First, it is used as a pseudo-centroid for an n-sided polygon.
Second, each point within the endpoint cluster (101) contains three spatial coordinates: latitude, longitude and vertical, or X, Y and Z in a transformed coordinate system. Currently, asset tracking devices for fleet or inventory management adhere to Automotive Industry Standards 140 (AIS 140) which represents coordinates in decimal degrees to six decimal digits. This requires 8 digits for latitude and 9 digits for longitude. The accuracy of vertical positioning is less than the horizontal coordinates and may be specified with 7 digits. When these digits are concatenated each point in the endpoint cluster (101) is represented by a character string of length 24. In the example provided, a four sided polygon over five time periods would result in a seed phrase of length 480, which is used as input into an asymmetric elliptical cryptography algorithm. Over time as the accuracy of receivers increases so will the number of digits required for precision. This will result in a seed phrase of greater length, but the method for generating this seed phrase described by this invention will still be viable.

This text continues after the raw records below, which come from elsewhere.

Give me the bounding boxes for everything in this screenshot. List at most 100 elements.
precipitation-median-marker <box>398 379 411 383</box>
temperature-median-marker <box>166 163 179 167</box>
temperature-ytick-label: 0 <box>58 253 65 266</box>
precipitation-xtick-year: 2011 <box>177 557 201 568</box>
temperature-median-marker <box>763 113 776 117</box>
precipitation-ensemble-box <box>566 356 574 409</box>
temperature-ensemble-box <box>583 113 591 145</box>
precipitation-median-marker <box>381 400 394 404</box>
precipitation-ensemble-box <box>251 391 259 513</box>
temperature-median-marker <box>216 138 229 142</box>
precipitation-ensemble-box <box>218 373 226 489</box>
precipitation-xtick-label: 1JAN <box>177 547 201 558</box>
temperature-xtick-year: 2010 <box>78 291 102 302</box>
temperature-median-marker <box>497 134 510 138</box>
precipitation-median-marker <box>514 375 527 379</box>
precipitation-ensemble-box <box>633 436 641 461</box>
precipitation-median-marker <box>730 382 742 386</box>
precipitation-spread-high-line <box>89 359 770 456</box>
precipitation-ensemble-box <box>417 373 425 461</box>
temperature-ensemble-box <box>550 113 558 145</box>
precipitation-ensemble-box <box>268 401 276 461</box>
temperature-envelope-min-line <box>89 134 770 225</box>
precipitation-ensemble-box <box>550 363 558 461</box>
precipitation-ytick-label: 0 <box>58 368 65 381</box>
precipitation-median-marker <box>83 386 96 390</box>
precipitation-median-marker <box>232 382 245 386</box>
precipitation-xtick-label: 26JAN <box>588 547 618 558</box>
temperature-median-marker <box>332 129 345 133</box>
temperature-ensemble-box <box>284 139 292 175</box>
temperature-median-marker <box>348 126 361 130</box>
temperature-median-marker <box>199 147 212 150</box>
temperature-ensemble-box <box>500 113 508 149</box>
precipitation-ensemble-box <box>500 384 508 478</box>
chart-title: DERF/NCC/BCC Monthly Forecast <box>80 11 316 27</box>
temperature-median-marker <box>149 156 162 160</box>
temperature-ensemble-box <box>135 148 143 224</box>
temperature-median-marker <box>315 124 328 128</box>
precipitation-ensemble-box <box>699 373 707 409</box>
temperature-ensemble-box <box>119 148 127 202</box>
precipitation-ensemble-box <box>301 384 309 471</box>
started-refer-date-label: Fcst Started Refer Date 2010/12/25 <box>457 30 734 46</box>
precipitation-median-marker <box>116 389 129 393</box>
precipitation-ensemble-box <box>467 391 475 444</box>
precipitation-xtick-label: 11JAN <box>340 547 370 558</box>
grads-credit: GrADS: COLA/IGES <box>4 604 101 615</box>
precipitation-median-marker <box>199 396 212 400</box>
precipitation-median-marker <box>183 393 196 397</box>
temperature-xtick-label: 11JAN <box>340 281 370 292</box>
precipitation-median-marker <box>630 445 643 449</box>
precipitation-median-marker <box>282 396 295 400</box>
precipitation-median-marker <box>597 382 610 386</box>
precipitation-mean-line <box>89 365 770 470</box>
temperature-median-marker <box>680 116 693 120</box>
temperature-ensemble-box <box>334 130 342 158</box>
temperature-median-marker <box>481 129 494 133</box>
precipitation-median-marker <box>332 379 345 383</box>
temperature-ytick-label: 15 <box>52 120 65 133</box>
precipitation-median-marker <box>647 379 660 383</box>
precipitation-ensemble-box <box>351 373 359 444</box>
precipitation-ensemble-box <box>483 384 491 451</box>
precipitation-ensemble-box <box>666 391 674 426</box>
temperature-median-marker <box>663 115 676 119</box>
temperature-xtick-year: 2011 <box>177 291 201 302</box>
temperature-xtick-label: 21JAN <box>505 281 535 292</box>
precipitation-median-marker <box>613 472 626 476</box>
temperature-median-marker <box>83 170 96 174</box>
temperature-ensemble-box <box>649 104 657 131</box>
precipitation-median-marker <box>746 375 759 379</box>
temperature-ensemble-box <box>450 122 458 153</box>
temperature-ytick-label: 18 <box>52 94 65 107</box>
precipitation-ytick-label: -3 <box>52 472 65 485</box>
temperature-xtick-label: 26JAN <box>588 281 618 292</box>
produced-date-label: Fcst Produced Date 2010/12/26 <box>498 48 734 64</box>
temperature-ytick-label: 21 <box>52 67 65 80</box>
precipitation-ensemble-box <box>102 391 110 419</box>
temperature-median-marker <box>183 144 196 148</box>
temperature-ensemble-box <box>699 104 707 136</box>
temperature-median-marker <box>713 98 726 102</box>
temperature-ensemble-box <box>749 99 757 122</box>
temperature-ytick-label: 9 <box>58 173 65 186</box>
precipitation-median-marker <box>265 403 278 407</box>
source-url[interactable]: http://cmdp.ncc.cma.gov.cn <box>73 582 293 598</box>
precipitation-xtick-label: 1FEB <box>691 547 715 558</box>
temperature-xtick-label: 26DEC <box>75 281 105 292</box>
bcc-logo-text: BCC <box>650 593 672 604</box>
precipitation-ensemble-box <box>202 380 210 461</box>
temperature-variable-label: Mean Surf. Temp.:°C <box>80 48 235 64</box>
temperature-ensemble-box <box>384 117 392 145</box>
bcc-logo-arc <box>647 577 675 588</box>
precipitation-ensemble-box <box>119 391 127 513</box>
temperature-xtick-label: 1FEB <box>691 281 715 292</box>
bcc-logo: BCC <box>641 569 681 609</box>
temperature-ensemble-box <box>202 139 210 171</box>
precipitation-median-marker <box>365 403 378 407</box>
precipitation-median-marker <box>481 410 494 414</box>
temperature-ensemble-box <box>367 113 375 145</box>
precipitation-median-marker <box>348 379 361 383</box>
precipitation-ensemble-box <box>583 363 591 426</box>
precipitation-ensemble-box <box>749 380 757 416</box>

An embodiment of this invention is a device containing a GPS receiver, a computer processor, and a short-range radio device, for example chipsets near field communications (NFC) or ultra-wideband (UWB). At a time of an Owner's choosing the device will begin to record horizontal and vertical coordinates from which it can calculate endpoints of a boundary. After a specified time the endpoints are concatenated into a seed phrase and used as input to an elliptic curve digital signature algorithm. The output of this algorithm is a pair of public and private keys which are stored in memory. The endpoints are also averaged into a mean surface and subdivided into a set of triangles. From this moment forward every GPS reading will trigger a point in polygon calculation to determine if the geopositional location of the device is within the mean boundary. If yes, the limited range radio is activated and if not the limited range radio is disabled.
The short range radio is the only interface to the device and may be capable of NFC communications, a common mechanism for contactless payment systems. As illustrated in
The best embodiment of this invention is to verify an identity for secure transactions as part of a standalone or MFA system, or as a checkpoint during a transfer of data between storage systems, for instance between software and/or hardware wallets for cryptocurrency. In this embodiment a device has already been instantiated and actively placed within the boundary set by an Owner. A service will ask an Owner to verify a previously issued public key or address. By tapping the device with a mobile computing device, or a peripheral attached to a stationary computing device, or any machine capable of NFC or UWB communication, and thereby establishing a channel, the verification process would be complete. Or, in the case of where data needs to be transferred, a message containing raw transactions would be signed, allowing the transfer to complete.
Although an embodiment has been described with reference to specific exemplary embodiments, it will be evident that various modifications and changes may be made thereto without departing from the broader spirit and scope of the embodiments as set forth in the appended claims. The specification and drawings are, accordingly, to be regarded in an illustrative sense rather than a restrictive sense. Combinations of the above embodiments not specifically described will be apparent to those of skill in the art upon reviewing the above description.